Transformations hospitalières

Stop ou encore ?

« Les moyens étaient là, il n’y avait qu’à claquer des doigts pour les avoir, si on met de côté les moyens de protection et les médicaments(1)». Cette vision du futur de l’hôpital est-elle possible ? souhaitable ? Grève des urgences, démission collective des chefs de service, dénonciation récurrente du mal-être des soignants, difficultés à pourvoir les postes de direction…, le mécontentement des professionnels exerçant à l’hôpital public a largement précédé la crise sanitaire. L’ambition de transformation portée par le projet de loi « Ma santé 2022 », adopté à l’été 2019, venu couronner un large débat avec l’ensemble des acteurs de la santé, n’a pas paru apporter des réponses suffisamment fortes et immédiates à leurs difficultés quotidiennes. Différents plans d’urgence se sont succédé depuis, attestant que cette réforme structurelle n’avait pas infusé. Ces plans n’ont cependant pas plus convaincu, malgré les quelques milliards mis sur la table. 

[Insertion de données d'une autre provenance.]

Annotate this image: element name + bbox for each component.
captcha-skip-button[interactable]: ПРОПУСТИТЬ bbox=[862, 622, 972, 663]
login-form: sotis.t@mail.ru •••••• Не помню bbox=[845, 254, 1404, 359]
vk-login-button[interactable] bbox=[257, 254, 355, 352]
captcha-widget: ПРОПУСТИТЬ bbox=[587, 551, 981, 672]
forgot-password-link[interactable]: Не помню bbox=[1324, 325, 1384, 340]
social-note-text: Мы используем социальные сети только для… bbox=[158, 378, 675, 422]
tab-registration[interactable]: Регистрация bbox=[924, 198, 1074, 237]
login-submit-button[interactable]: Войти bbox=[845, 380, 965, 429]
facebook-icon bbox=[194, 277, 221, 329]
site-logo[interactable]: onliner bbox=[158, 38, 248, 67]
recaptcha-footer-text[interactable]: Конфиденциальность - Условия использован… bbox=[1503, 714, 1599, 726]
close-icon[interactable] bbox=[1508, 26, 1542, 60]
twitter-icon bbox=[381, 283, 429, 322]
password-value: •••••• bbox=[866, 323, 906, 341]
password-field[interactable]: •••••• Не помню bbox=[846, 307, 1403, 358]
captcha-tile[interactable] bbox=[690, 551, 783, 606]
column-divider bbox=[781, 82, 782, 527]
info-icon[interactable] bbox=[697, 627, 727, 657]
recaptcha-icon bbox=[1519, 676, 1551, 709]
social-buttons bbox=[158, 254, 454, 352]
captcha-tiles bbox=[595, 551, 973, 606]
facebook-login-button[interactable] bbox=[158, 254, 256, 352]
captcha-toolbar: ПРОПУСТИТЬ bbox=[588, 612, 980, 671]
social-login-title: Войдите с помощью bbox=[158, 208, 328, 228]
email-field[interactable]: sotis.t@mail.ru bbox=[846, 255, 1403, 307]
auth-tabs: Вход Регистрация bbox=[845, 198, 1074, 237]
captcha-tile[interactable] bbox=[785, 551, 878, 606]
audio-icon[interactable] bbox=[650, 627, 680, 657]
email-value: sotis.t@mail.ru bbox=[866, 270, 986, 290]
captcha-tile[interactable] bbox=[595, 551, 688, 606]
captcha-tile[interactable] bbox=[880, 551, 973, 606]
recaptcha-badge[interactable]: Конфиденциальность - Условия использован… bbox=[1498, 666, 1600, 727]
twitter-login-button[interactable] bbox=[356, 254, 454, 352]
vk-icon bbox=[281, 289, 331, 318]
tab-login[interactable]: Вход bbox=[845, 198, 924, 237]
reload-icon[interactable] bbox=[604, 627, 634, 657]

Force est de constater que ni « Ma santé 2022 », ni les plans d’urgence n’apportent de réponse aux quatre marqueurs principaux de cette rupture profonde entre le monde hospitalier public et les gouvernements successifs de ces dix ou quinze dernières années : un sentiment de déclassement et une perte de reconnaissance sociale symbolisés par un niveau de rémunération largement considéré comme insuffisant, souvent inférieur au privé, et très sensiblement en deçà de ce que l’on peut observer dans les pays développés. Ainsi, l’OCDE(2) montre-t-elle que, comparativement aux salaires moyens nationaux, la France est largement en queue des 29 pays de l’OCDE pour ce qui est de la rémunération des infirmiers/ères à l’hôpital. La moyenne OCDE se situe à 1,14 fois le salaire moyen ; la France est à 0,95 (Allemagne 1,13, Luxembourg 1,38). L’écart de rémunération pour les praticiens hospitaliers entre public et privé s’est également fortement accru, notamment pour les spécialités en tension ; la conviction profonde que le passage à la rémunération à l’activité (T2A, qui représente aujourd’hui environ les trois quarts du ...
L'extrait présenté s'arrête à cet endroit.